Bencana banjir bandang yang merendam wilayah Provinsi Pangasinan, Filipina, memicu krisis kemanusiaan yang cukup serius. Menanggapi situasi genting tersebut, unit operasional Manila Water Non-East Zone, yakni Calasiao Water dan North Luzon Water, berkolaborasi dengan Manila Water Foundation (MWF) bergerak cepat menyalurkan ribuan liter bantuan air minum bersih yang aman bagi para pengungsi di berbagai titik posko penampungan darurat.
Tingginya curah hujan ekstrem beberapa waktu terakhir melumpuhkan berbagai fasilitas publik, merendam permukiman warga, serta mencemari sumber-sumber air bersih lokal. Situasi ini mendorong pemerintah setempat secara resmi menetapkan status keadaan bencana (state of calamity) di seluruh wilayah Pangasinan guna mempercepat mobilisasi bantuan logistik.
Kronologi Bencana hingga Mobilisasi Bantuan Darurat
Dampak banjir yang meluas memaksa ribuan keluarga mengungsi ke tempat yang lebih aman dengan keterbatasan logistik pangan dan sanitasi. Berikut tahapan respons cepat tanggap darurat yang dilakukan di lapangan:
- Penetapan Status Darurat: Pemerintah Provinsi Pangasinan mendeklarasikan status tanggap darurat setelah volume air meluap ke permukiman dan memutus akses jalan utama.
- Pemetaan Kebutuhan Vital: Tim tanggap darurat mengidentifikasi krisis air minum higienis di lokasi pengungsian sebagai ancaman utama timbulnya penyakit pascabanjir.
- Mobilisasi Armada Air: Calasiao Water dan North Luzon Water bersama MWF langsung menerjunkan armada truk tangki serta mendistribusikan air minum kemasan siap konsumsi ke titik-titik pengungsian terisolasi.
Fokus Distribusi di Tiga Kotamadya Terdampak Parah
Penyaluran bantuan air bersih difokuskan pada tiga kotamadya yang mengalami dampak kerusakan infrastruktur air terberat, yakni Calasiao, Malasiqui, dan Sta. Barbara. Di wilayah-wilayah ini, ribuan warga kehilangan akses terhadap air layak minum akibat sumur dan pipa distribusi warga tercemar material lumpur banjir.
Bantuan ini mencakup beberapa komponen krusial untuk menunjang kehidupan para penyintas:
- Pasokan galon air minum siap konsumsi untuk memenuhi kebutuhan hidrasi harian anak-anak dan lansia.

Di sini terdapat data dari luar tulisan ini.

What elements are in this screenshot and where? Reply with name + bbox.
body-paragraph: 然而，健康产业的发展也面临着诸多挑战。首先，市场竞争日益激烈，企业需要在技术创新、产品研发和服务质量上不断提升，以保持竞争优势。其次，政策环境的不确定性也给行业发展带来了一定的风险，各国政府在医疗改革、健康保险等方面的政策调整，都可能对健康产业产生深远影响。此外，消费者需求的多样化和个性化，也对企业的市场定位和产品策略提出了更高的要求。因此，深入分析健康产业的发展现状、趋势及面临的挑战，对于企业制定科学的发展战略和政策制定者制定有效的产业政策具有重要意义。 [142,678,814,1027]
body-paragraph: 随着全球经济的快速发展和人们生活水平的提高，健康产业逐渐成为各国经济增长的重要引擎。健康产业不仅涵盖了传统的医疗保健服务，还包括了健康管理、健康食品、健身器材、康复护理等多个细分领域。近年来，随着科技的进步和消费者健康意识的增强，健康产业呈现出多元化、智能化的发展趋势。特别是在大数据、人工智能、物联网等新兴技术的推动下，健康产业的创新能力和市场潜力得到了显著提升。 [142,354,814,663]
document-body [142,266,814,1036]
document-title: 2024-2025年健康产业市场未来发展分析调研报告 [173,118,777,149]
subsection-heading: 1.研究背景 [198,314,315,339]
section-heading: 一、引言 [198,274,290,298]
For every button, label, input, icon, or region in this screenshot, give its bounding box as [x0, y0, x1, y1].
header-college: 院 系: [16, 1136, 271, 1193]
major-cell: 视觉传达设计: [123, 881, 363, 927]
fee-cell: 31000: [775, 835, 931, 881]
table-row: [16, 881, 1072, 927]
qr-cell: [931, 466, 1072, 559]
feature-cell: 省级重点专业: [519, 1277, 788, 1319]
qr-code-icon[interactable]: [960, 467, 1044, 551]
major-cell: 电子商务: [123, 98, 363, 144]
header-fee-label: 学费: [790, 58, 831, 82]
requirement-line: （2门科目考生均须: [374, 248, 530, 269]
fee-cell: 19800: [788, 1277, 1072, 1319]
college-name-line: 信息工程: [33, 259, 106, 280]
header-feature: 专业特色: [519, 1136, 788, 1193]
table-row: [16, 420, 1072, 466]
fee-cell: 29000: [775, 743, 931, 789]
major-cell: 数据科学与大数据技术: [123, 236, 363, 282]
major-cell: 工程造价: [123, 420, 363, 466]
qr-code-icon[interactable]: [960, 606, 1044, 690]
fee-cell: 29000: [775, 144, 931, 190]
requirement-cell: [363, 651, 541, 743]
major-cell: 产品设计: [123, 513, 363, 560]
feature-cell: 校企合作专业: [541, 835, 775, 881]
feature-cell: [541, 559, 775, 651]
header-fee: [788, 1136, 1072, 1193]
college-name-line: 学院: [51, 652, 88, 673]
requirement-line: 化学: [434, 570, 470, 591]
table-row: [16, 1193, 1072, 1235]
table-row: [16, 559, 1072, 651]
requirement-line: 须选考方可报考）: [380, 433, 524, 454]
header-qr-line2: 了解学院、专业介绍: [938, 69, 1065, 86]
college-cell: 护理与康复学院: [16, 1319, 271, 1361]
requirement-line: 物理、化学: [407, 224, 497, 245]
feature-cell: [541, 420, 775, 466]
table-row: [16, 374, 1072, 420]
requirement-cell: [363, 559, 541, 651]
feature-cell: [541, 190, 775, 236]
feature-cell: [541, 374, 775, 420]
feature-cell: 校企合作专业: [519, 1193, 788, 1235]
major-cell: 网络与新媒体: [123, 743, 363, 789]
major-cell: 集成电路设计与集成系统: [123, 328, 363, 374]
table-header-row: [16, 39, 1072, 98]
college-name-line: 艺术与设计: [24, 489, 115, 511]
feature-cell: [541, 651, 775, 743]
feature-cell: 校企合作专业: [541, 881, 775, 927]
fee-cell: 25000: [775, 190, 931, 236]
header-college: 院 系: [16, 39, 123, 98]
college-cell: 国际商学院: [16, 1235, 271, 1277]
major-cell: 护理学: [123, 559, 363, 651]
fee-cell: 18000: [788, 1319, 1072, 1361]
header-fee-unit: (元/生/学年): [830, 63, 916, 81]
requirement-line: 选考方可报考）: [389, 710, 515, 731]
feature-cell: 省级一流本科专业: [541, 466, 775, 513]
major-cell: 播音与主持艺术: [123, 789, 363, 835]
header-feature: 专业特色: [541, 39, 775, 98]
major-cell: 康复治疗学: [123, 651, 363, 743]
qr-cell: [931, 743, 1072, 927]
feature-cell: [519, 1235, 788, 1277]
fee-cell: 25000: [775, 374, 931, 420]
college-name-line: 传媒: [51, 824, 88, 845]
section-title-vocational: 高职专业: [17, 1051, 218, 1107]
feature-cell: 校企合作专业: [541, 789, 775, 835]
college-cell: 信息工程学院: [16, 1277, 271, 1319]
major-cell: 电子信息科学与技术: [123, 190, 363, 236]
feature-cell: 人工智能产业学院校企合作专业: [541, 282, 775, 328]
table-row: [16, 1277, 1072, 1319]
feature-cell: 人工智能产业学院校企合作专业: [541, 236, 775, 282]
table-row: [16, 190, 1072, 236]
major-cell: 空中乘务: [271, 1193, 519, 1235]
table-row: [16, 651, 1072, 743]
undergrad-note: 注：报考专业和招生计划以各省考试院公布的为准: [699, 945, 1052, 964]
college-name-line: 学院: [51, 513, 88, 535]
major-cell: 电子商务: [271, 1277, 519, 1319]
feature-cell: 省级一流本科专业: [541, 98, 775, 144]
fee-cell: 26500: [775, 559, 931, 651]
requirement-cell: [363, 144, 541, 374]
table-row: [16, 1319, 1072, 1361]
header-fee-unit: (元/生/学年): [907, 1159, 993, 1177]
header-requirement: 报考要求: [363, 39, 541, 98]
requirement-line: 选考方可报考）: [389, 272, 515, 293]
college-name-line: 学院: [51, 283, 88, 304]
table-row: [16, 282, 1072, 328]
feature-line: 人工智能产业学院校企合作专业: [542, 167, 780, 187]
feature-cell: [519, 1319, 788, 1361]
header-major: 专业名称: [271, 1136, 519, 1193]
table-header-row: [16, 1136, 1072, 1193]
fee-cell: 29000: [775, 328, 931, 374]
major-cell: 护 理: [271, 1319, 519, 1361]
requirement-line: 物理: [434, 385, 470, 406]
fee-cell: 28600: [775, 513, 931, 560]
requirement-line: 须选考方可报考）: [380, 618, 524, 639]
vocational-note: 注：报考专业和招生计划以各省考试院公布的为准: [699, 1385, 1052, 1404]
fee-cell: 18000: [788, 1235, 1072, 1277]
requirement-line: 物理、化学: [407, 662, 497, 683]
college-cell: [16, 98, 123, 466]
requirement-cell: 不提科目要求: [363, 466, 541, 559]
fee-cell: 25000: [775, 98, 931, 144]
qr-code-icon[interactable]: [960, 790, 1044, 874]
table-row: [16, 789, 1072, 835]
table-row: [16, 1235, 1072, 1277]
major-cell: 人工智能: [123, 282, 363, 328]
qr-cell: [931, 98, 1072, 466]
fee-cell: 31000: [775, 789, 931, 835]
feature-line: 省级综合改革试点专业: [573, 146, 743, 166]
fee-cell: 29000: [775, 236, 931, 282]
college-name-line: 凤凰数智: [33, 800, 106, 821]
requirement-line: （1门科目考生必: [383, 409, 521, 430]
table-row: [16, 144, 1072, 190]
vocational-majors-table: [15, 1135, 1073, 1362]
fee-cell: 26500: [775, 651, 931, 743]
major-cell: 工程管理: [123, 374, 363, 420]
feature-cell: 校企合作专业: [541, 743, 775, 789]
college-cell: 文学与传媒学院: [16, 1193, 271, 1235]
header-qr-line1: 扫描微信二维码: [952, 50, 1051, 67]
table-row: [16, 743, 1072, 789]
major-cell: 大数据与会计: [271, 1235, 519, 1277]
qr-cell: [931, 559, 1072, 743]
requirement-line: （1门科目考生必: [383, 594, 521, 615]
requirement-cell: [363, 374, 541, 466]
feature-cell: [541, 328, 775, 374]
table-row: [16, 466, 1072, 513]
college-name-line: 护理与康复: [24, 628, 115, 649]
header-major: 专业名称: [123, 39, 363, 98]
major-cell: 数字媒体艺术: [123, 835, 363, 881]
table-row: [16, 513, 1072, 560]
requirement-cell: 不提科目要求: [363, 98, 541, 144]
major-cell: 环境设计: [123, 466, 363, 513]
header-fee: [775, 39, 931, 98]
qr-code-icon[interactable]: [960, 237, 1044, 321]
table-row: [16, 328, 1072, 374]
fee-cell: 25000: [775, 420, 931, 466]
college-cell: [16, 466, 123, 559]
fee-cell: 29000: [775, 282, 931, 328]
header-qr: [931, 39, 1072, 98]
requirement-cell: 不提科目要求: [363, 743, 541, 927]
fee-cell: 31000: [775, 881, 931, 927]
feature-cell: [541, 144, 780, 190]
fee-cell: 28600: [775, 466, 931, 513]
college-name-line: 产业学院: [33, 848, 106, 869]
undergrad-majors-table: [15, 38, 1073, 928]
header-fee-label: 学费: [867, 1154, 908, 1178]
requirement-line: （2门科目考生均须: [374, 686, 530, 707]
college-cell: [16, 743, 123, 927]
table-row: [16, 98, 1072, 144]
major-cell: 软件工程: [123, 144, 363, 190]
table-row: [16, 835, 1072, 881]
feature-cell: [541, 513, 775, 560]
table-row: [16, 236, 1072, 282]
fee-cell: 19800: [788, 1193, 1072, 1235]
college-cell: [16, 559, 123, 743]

- Pengoperasian truk tangki air bersih untuk menyuplai dapur umum dan fasilitas sanitasi darurat di posko pengungsian.
- Distribusi paket perlengkapan sanitasi guna memastikan kebersihan diri para pengungsi tetap terjaga.
"Dalam situasi bencana banjir seperti ini, ketersediaan air bersih dan higienis adalah prioritas utama untuk mencegah wabah penyakit menular yang ditularkan melalui air. Kami berkomitmen untuk terus mendampingi masyarakat hingga situasi pulih," ungkap perwakilan tim kemanusiaan Manila Water Foundation.
Mencegah Bahaya Krisis Kesehatan Pascabanjir
Ketiadaan akses air bersih pascabanjir berpotensi tinggi memicu lonjakan kasus penyakit seperti diare, kolera, dan leptospirosis di kalangan pengungsi. Inisiatif kolaboratif antara unit usaha air bersih dan yayasan kemanusiaan ini terbukti menjadi garis pertahanan pertama dalam menjaga stabilitas kesehatan masyarakat di masa-masa kritis.
Pihak berwenang dan relawan hingga kini terus memantau surutnya genangan air sembari memastikan pasokan bantuan makanan, obat-obatan, dan air bersih tetap mengalir tanpa hambatan ke seluruh pelosok Pangasinan yang membutuhkan.